Mrs Tuck also has photographs attesting to the severity of weather conditions in the area. One taken 20 years ago shows her car completely buried by snow - in mid-April. But the Lecht, she agrees, is no longer the impassable winter barrier it once was. Having acceded to the lairdship, she is now more concerned about a shortage of grouse on her moors.

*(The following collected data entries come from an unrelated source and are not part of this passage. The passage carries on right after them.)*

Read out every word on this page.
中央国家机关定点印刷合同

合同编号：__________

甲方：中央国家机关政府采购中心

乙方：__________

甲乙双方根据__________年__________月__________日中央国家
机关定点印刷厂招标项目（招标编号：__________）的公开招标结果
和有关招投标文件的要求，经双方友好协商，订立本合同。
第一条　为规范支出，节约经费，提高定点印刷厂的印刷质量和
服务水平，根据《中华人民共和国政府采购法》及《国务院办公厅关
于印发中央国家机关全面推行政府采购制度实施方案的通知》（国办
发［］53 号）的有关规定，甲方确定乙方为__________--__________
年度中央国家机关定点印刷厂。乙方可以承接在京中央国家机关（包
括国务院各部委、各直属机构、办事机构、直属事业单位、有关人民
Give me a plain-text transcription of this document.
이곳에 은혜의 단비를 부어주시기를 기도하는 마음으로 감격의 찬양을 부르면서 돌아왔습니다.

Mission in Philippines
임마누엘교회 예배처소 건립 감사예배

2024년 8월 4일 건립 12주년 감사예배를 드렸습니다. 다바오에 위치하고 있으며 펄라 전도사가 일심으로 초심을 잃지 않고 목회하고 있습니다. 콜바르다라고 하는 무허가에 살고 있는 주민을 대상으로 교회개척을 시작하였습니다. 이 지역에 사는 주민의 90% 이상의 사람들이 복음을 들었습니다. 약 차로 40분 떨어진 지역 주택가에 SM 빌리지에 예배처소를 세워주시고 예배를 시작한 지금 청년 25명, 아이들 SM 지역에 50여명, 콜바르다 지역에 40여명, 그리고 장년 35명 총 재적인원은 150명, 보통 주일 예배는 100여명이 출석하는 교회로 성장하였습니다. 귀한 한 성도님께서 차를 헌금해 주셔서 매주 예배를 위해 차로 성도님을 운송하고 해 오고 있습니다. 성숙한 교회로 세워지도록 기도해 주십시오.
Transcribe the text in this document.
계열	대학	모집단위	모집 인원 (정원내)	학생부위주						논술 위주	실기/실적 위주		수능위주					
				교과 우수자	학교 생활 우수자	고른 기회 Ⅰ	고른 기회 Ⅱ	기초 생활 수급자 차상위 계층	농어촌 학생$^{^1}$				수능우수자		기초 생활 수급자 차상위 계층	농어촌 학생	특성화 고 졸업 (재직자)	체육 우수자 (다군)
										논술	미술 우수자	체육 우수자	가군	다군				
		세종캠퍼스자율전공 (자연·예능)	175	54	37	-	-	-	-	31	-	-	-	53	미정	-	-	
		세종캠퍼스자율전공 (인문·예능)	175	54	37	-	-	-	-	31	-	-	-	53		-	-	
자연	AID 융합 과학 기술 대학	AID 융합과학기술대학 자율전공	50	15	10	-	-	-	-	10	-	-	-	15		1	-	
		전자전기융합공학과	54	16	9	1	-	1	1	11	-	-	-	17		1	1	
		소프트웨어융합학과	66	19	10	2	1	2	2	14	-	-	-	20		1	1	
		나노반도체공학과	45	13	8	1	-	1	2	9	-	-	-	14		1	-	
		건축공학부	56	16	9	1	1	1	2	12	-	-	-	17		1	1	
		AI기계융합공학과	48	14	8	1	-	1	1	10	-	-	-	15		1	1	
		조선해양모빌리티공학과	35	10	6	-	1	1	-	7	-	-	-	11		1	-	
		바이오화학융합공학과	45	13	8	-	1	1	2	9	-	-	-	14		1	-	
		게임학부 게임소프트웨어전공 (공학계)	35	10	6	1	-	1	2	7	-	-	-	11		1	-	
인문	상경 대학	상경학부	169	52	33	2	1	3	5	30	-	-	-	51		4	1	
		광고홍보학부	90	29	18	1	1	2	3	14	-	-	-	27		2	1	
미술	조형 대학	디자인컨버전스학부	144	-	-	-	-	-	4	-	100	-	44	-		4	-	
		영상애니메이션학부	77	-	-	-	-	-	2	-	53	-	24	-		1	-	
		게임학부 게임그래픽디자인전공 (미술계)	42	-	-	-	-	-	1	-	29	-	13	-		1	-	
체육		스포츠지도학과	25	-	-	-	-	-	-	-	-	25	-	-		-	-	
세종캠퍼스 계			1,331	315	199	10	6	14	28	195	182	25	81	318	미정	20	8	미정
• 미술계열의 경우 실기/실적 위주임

Down by the banks of the Don, sheep farmer Willie Gray regards the dark hills around the Lecht with grudging respect. ``It's a dangerous bugger of a place,'' he says. ``Ye can go up on a fine day and 20 minutes later ye cannae get doon again.''

Mr Gray brings his sheep down from the hills from November to May, but he still loses a few in unseasonal cold snaps every year. In his barn is a long stick that he uses to probe snowdrifts for buried sheep. ``It's in the spring when the lambs are little that ye get nailed,'' he says. ``Sometimes it's a cluggy kind o' snaw that sticks tae the wool and the lambs cannae tuck under tae sook frae their mithers. There's aye a few dinna make it tae the summer.''

Motorists approaching the Lecht, and wishing an up-to-the-minute weather forecast, might learn something from Mr Gray's flock. He says his sheep can sense the approach of a severe storm two to three days in advance: ``If I see them coming doon the hill, or acting in a peculiar manner, I can say we're going tae get something.''

But still, everybody insists, it's not as bad as it used to be. Mr McIntosh is keen to point out that, even when the Cock Bridge section is closed, his ski station is often accessible from the Tomintoul side. The villagers say that, contrary to popular belief, it is extremely rare for them to be completely cut off. And Bob Coutts, who has been working on the road for Moray district council for 25 years, says: ``The storms are nothing like as bad as they used to be. I'm quite glad, because I'm too old to be pushing cars half the day.''

The infamous road may now be open more often than not, but in Tomintoul a gloomy fatalism about winter weather persists.

``Fine day,'' a visitor remarked during a recent sunny spell.

``Aye, but it'll no' last,'' came the reply.